In the SQL analysis rules, you configure column-level controls that help you define how each column can be used in queries. For example, you can specify which columns can be used to calculate aggregate statistics—such as SUM(price)—and which columns can be used to join your table with other collaboration members. In the Aggregation analysis rule, you can also define a minimum aggregation threshold that each output row must meet. Rows that do not meet the minimum threshold are automatically filtered out by AWS Clean Rooms.

Yes. You will be able to configure AWS Clean Rooms to publish query logs in Amazon CloudWatch Logs. With the custom analysis rule, you can also review queries (stored in analysis templates) before they run in the collaboration. 

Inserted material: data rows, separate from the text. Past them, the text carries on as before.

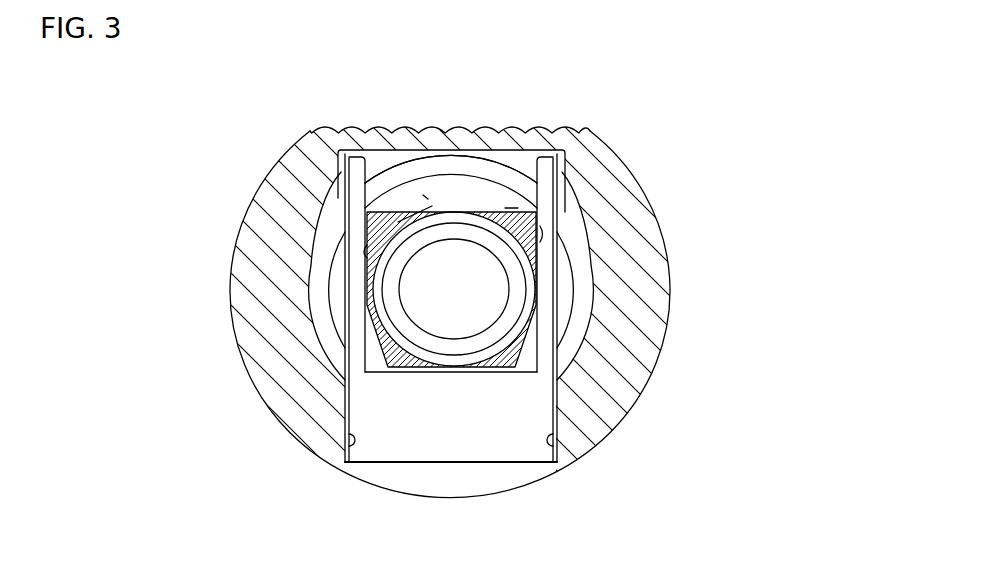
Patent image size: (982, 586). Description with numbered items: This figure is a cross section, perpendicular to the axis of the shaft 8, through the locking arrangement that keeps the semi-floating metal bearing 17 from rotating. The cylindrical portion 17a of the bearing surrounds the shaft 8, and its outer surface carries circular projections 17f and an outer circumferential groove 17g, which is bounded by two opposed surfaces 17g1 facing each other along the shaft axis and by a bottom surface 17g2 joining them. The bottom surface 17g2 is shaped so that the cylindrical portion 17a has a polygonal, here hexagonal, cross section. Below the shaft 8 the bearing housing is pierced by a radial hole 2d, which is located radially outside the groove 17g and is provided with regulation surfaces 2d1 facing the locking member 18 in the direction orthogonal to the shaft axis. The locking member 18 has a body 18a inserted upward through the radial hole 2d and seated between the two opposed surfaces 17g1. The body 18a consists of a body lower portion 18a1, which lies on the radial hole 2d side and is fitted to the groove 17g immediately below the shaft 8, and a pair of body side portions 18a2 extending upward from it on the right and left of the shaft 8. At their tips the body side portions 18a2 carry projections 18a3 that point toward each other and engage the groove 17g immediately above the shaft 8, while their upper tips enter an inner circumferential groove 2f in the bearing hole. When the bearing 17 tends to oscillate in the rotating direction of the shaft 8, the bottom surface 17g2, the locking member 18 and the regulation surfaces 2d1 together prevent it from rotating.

The locking member 18 is at (333, 149).
The body 18a is at (147, 268).
The body lower portion 18a1 is at (345, 417).
The body side portions 18a2 is at (344, 298).
The projections 18a3 is at (232, 274).
The radial hole 2d is at (451, 356).
The regulation surfaces 2d1 is at (345, 462).
The inner circumferential groove 2f is at (562, 163).
The semi-floating metal bearing 17 is at (393, 208).
The cylindrical portion 17a is at (383, 208).
The outer circumferential groove 17g is at (527, 72).
The opposed surfaces 17g1 is at (423, 195).
The bottom surface 17g2 is at (513, 208).
The circular projections 17f is at (432, 206).
The shaft 8 is at (425, 340).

AWS Clean Rooms Differential Privacy

Differential privacy is a mathematically proven framework for helping data privacy protection. The primary benefit behind differential privacy is to help protect data at the individual level by adding a controlled amount of randomness—noise—to obscure the presence or absence of any single individual in a dataset that is being analyzed.

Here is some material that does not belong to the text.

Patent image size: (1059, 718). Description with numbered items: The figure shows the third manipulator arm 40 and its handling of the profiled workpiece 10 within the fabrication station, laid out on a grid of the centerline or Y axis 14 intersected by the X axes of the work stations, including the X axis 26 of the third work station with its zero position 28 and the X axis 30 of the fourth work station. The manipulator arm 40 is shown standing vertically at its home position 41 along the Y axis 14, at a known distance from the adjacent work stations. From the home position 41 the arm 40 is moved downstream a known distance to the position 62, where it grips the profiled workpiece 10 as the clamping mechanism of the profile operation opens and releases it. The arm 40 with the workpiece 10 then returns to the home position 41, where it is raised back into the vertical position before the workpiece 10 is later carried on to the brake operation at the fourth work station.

AWS Clean Rooms Differential Privacy helps you protect the privacy of your users with mathematically backed and intuitive controls in a few steps. As a fully managed capability of AWS Clean Rooms, no prior differential privacy experience is needed to help you prevent the re-identification of your users. AWS Clean Rooms Differential Privacy obfuscates the contribution of any individual’s data in generating aggregate insights in collaborations so that you can run a broad range of SQL queries to generate insights about advertising campaigns, investment decisions, clinical research, and more.

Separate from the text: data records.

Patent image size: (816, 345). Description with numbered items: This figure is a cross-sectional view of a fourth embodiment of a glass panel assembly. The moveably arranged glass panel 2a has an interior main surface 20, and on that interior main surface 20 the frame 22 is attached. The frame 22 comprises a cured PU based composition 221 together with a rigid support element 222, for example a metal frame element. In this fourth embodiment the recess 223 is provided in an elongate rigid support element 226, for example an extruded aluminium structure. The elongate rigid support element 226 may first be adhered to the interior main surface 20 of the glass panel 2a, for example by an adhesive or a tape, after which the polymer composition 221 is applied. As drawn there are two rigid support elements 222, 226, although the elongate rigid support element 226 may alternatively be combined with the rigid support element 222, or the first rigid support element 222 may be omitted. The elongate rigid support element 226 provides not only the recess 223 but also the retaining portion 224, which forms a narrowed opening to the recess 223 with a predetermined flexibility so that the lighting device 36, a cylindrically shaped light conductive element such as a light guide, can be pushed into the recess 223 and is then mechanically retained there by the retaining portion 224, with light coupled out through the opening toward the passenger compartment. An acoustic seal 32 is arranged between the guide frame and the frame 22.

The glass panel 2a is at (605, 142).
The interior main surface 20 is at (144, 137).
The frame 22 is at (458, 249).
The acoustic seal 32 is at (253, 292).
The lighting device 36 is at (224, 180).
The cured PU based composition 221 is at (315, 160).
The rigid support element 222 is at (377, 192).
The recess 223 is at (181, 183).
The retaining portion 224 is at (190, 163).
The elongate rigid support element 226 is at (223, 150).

You can begin using AWS Clean Rooms Differential Privacy in just a few steps after starting or joining an AWS Clean Rooms collaboration as a member with abilities to contribute data. After you have created a configured table, which is a reference to your table in the AWS Glue Data Catalog, you simply choose to turn on differential privacy while adding a custom analysis rule to the configured table when using SQL analytics engine. Next, you associate the configured table to your AWS Clean Rooms collaboration and configure a differential privacy policy in the collaboration to make your table available for querying. You can use a default policy to quickly complete the setup or customize it to meet your specific requirements. To apply AWS Clean Rooms Differential Privacy in a collaboration you must use SQL as the analytics engine.

Once AWS Clean Rooms Differential Privacy is set up, your collaboration partner can start running queries on your table—without requiring any expertise in differential privacy concepts or additional setup from their partners. With AWS Clean Rooms Differential Privacy, query runners can run custom and flexible analyses including complex query patterns with common table expressions (CTEs) and commonly used aggregate functions such as COUNT and SUM.

Cryptographic computing

Cryptographic computing is a method of protecting and encrypting sensitive data while it is in use. Data can be encrypted at rest when it is stored, in motion when it is transmitted, and when it is in use. Encryption means converting plaintext data to encoded data that cannot be deciphered without a specific "key." Private set intersection (PSI) is a type of cryptographic computing that allows two or more parties holding datasets to compare encrypted versions to perform computation. The encryption occurs on premises with the shared collaborator's secret key. C3R is available for both Spark SQL analytics engine or SQL analytics engine.

AWS Clean Rooms includes Cryptographic Computing for Clean Rooms (C3R), which provides the option to pre-encrypt data using a client-side encryption tool—an SDK or command line interface (CLI)—that uses a shared secret key with other participants in an AWS Clean Rooms collaboration. This encrypts data as queries are run.